The proposed currency union meets economic obstacles in the poorer European countries, Greece, Portugal and Spain, while Britain is against a single currency, proposing in its place a common currency -- a 13th currency, for trade, accounts and travel.
When other advanced European economies join the community there will be new difficulties. Sweden applies for community membership in July. Austria and Finland expect to follow. Norway undoubtedly will reapply, and possibly Switzerland. Turkey's application has been pending since 1987.
Awaited now are the applications from Czechoslovakia, Poland, Hungary, Bulgaria, Romania, Yugoslavia -- if Yugoslavia survives. Germany says the ex-communist states have to be brought into the community quickly. If they are not given cause to believe they will soon become part of ''Europe,'' democratic forces there will be undermined. The result could be political breakdown, extremism -- mass migration westward toward jobs and prosperity. Germany has a bad enough problem ahead of it in reconstructing the ex-German Democratic Republic, and is geographically first in line for any migration from the East.
Britain also wants the East Europeans rapidly admitted to the community. London shares the German concern over potential trouble in the East, and as the British government also opposes a federated Europe, bringing more countries into the European Community will help it block federation.
The contradictions that confront Europe are obvious. If there really is to be an integrated, federal Europe with a central bank, a common foreign policy and a security policy, it is hard to believe this can be composed of more than the original six of the community -- France, Germany, Italy and the Benelux three -- possibly enlarged by two or three others.
Spain and Portugal might be part of it, given regional aid to bring them closer to the others' economic levels, and possibly Denmark. Britain will not belong, for political reasons. Greece will not, for economic reasons. Ireland will not; Ireland's neutral foreign policy precludes it.
Of the prospective community members, Sweden, Austria and Switzerland all are advanced economies, but political neutrals who presumably would wish to remain neutral. Sweden has explicitly asked exemption from European security integration. The Soviet Union has made it known how sensitive it is to East European military cooperation with the West.
Hence there has to be a two-speed Europe -- or a three-speed one -- on security matters as well as on monetary integration. There certainly will have to be a four- or five-speed European market, if the ex-communist countries become part of it. Germans already talk of as long as 20 years to bring East Germany up to West European economic speed. How long would it take to do that for Romania, Bulgaria -- Albania? What will be left of European Community economic integration, not to speak of its ''federal vocation,'' when all these countries are members?
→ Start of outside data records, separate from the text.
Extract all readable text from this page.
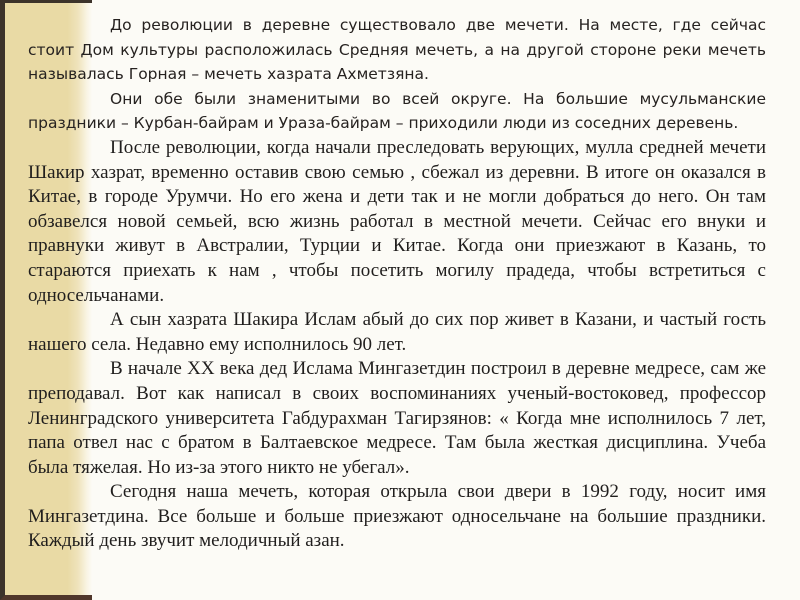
До революции в деревне существовало две мечети. На месте, где сейчас стоит Дом культуры расположилась Средняя мечеть, а на другой стороне реки мечеть называлась Горная – мечеть хазрата Ахметзяна.

Они обе были знаменитыми во всей округе. На большие мусульманские праздники – Курбан-байрам и Ураза-байрам – приходили люди из соседних деревень.

После революции, когда начали преследовать верующих, мулла средней мечети Шакир хазрат, временно оставив свою семью , сбежал из деревни. В итоге он оказался в Китае, в городе Урумчи. Но его жена и дети так и не могли добраться до него. Он там обзавелся новой семьей, всю жизнь работал в местной мечети. Сейчас его внуки и правнуки живут в Австралии, Турции и Китае. Когда они приезжают в Казань, то стараются приехать к нам , чтобы посетить могилу прадеда, чтобы встретиться с односельчанами.

А сын хазрата Шакира Ислам абый до сих пор живет в Казани, и частый гость нашего села. Недавно ему исполнилось 90 лет.

В начале XX века дед Ислама Мингазетдин построил в деревне медресе, сам же преподавал. Вот как написал в своих воспоминаниях ученый-востоковед, профессор Ленинградского университета Габдурахман Тагирзянов: « Когда мне исполнилось 7 лет, папа отвел нас с братом в Балтаевское медресе. Там была жесткая дисциплина. Учеба была тяжелая. Но из-за этого никто не убегал».

Сегодня наша мечеть, которая открыла свои двери в 1992 году, носит имя Мингазетдина. Все больше и больше приезжают односельчане на большие праздники. Каждый день звучит мелодичный азан.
If they are not made members, however, what happens to them? Their future will be extremely difficult in the best of circumstances. What might happen to them is suggested in the xenophobic, avowedly neo-Nazi demonstrations seen in Dresden last weekend, the current prospect of civil war in Yugoslavia and the nihilism and disillusionment with the West that is the all-too-possible result of economic ''privatization'' programs that result in swindles, criminal enrichment and asset-stripping.
But is the community to sacrifice the Europe of Jean Monnet's and Robert Schuman's inspiration to a quixotic expansion in the East? Quixotic because it is not evident that European Community expansion to the East would achieve its intended political and economic goals. Possibly the choice is not so stark. One hopes it is not. But the issues must be confronted.
William Pfaff is a syndicated columnist.